Six years later, the BLM still struggles just to keep riders on the trail, and its recently released National Management Strategy is so toothless and non-committal, it’s purely academic and adds nothing local managers should not already do. Meanwhile, field staff watch helplessly as irresponsible riders trash the land and hesitate to even cite blatant violators, fearing backlash. While USU’s Ecological Coalition of Students worked on a new boundary fence last year in the San Rafael Swell, a burly, fierce-looking guy hauling a truckload of OHVs graciously informed our workers and BLM staff on hand there’s going to be bloodshed.
This plays directly into the hands of opportunist firebrands like Huck, who despise any interference with unfettered access to every square inch of public land. That in itself isn’t a huge deal. The problem is that thousands of responsible OHV-using Utahns, including USU students and their families, are suckered into believing our lands are at imminent risk of being locked up, shut down or some other mechanical metaphor for human exclusion. Many USU students I have spoken to are opposed to a non-existent epidemic of road closures and access restrictions on public lands.

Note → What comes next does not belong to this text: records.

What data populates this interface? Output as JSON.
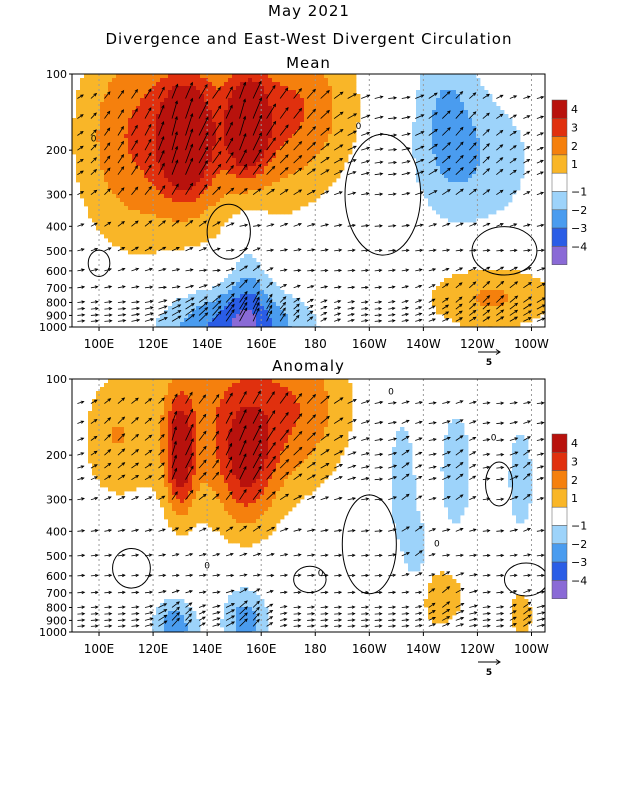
{
  "page": {
    "title": "May 2021",
    "subtitle": "Divergence and East-West Divergent Circulation"
  },
  "colors": {
    "positive": [
      "#ffffff",
      "#f9b628",
      "#f5800d",
      "#e0300e",
      "#b8120d"
    ],
    "negative": [
      "#ffffff",
      "#9dd3fa",
      "#4a9cef",
      "#2a5de6",
      "#8a6ad6"
    ],
    "contour": "#000000",
    "grid": "#9a9a9a"
  },
  "chart_data": [
    {
      "type": "heatmap",
      "title": "Mean",
      "x_ticks": [
        "100E",
        "120E",
        "140E",
        "160E",
        "180",
        "160W",
        "140W",
        "120W",
        "100W"
      ],
      "y_ticks": [
        "100",
        "200",
        "300",
        "400",
        "500",
        "600",
        "700",
        "800",
        "900",
        "1000"
      ],
      "xlim": [
        90,
        265
      ],
      "ylim": [
        1000,
        100
      ],
      "y_scale": "log-pressure",
      "vector_reference": "5",
      "colorbar": {
        "levels": [
          "4",
          "3",
          "2",
          "1",
          "−1",
          "−2",
          "−3",
          "−4"
        ]
      },
      "contour_labels": [
        "0",
        "0"
      ],
      "features": [
        {
          "lon": 132,
          "p": 180,
          "value": 4,
          "rx": 9,
          "rp": 0.22
        },
        {
          "lon": 155,
          "p": 160,
          "value": 4,
          "rx": 7,
          "rp": 0.18
        },
        {
          "lon": 140,
          "p": 170,
          "value": 2.6,
          "rx": 34,
          "rp": 0.42
        },
        {
          "lon": 175,
          "p": 135,
          "value": 2.2,
          "rx": 22,
          "rp": 0.32
        },
        {
          "lon": 110,
          "p": 180,
          "value": 1.8,
          "rx": 20,
          "rp": 0.45
        },
        {
          "lon": 228,
          "p": 130,
          "value": -1.5,
          "rx": 12,
          "rp": 0.35
        },
        {
          "lon": 240,
          "p": 220,
          "value": -1.7,
          "rx": 24,
          "rp": 0.3
        },
        {
          "lon": 150,
          "p": 1000,
          "value": -3.5,
          "rx": 28,
          "rp": 0.16
        },
        {
          "lon": 155,
          "p": 640,
          "value": -1.6,
          "rx": 8,
          "rp": 0.28
        },
        {
          "lon": 245,
          "p": 760,
          "value": 2.2,
          "rx": 26,
          "rp": 0.14
        }
      ]
    },
    {
      "type": "heatmap",
      "title": "Anomaly",
      "x_ticks": [
        "100E",
        "120E",
        "140E",
        "160E",
        "180",
        "160W",
        "140W",
        "120W",
        "100W"
      ],
      "y_ticks": [
        "100",
        "200",
        "300",
        "400",
        "500",
        "600",
        "700",
        "800",
        "900",
        "1000"
      ],
      "xlim": [
        90,
        265
      ],
      "ylim": [
        1000,
        100
      ],
      "y_scale": "log-pressure",
      "vector_reference": "5",
      "colorbar": {
        "levels": [
          "4",
          "3",
          "2",
          "1",
          "−1",
          "−2",
          "−3",
          "−4"
        ]
      },
      "contour_labels": [
        "0",
        "0",
        "0",
        "0",
        "0"
      ],
      "features": [
        {
          "lon": 130,
          "p": 200,
          "value": 4,
          "rx": 5,
          "rp": 0.22
        },
        {
          "lon": 145,
          "p": 140,
          "value": 2.5,
          "rx": 30,
          "rp": 0.42
        },
        {
          "lon": 155,
          "p": 220,
          "value": 2.6,
          "rx": 10,
          "rp": 0.25
        },
        {
          "lon": 175,
          "p": 130,
          "value": 2.0,
          "rx": 20,
          "rp": 0.3
        },
        {
          "lon": 105,
          "p": 170,
          "value": 1.6,
          "rx": 12,
          "rp": 0.25
        },
        {
          "lon": 212,
          "p": 250,
          "value": -1.7,
          "rx": 6,
          "rp": 0.3
        },
        {
          "lon": 232,
          "p": 230,
          "value": -1.7,
          "rx": 7,
          "rp": 0.28
        },
        {
          "lon": 256,
          "p": 250,
          "value": -1.9,
          "rx": 5,
          "rp": 0.22
        },
        {
          "lon": 218,
          "p": 520,
          "value": -1.5,
          "rx": 5,
          "rp": 0.18
        },
        {
          "lon": 128,
          "p": 950,
          "value": -2.6,
          "rx": 9,
          "rp": 0.12
        },
        {
          "lon": 154,
          "p": 900,
          "value": -2.5,
          "rx": 9,
          "rp": 0.15
        },
        {
          "lon": 226,
          "p": 720,
          "value": 2.0,
          "rx": 10,
          "rp": 0.13
        },
        {
          "lon": 256,
          "p": 850,
          "value": 1.8,
          "rx": 5,
          "rp": 0.1
        }
      ]
    }
  ]
}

In reality, access has never been greater. Tragically, these students inadvertently support an agenda that despises public access. The Blue Ribbon Coalition, for example, deceptively presents itself as a recreation access group, but is funded by Ketchikan Pulp Co. (timber), Crown Butte Mines, Boise Cascade (timber), the American Petroleum Institute (oil), Plum Creek Timber and Louisiana Pacific (timber). So, is it just a coincidence that BRC is a major foe of environmentalists?
If you love public lands, environmentalists are your greatest possible ally, not your enemy. The greatest threat to your recreation is not access restrictions, but industrialization by corporations that couldn’t care less about you. Look to your own ranks for your problem. It’s the Hucks of the world who refuse to obey simple rules, respect our soils, vegetation and wildlife and share with other land users, human and otherwise. It’s the faction that keeps jumping on the bed, no matter the resulting damage. It’s the faction that, in Huck’s words, claims to preserve the public right of access to many of Utah’s most beautiful areas, but seeks a nirvana of carefree irresponsibility that brings ruin for everybody’s experience. Let all who care about the land – hikers, responsible OHV users, young and old, SUWA users and nonusers and, most importantly, students – join in defense of our backyard against those who never heeded their parents’ warnings about misusing their surroundings, and the corporations waiting in the wings just behind Huck’s curtain.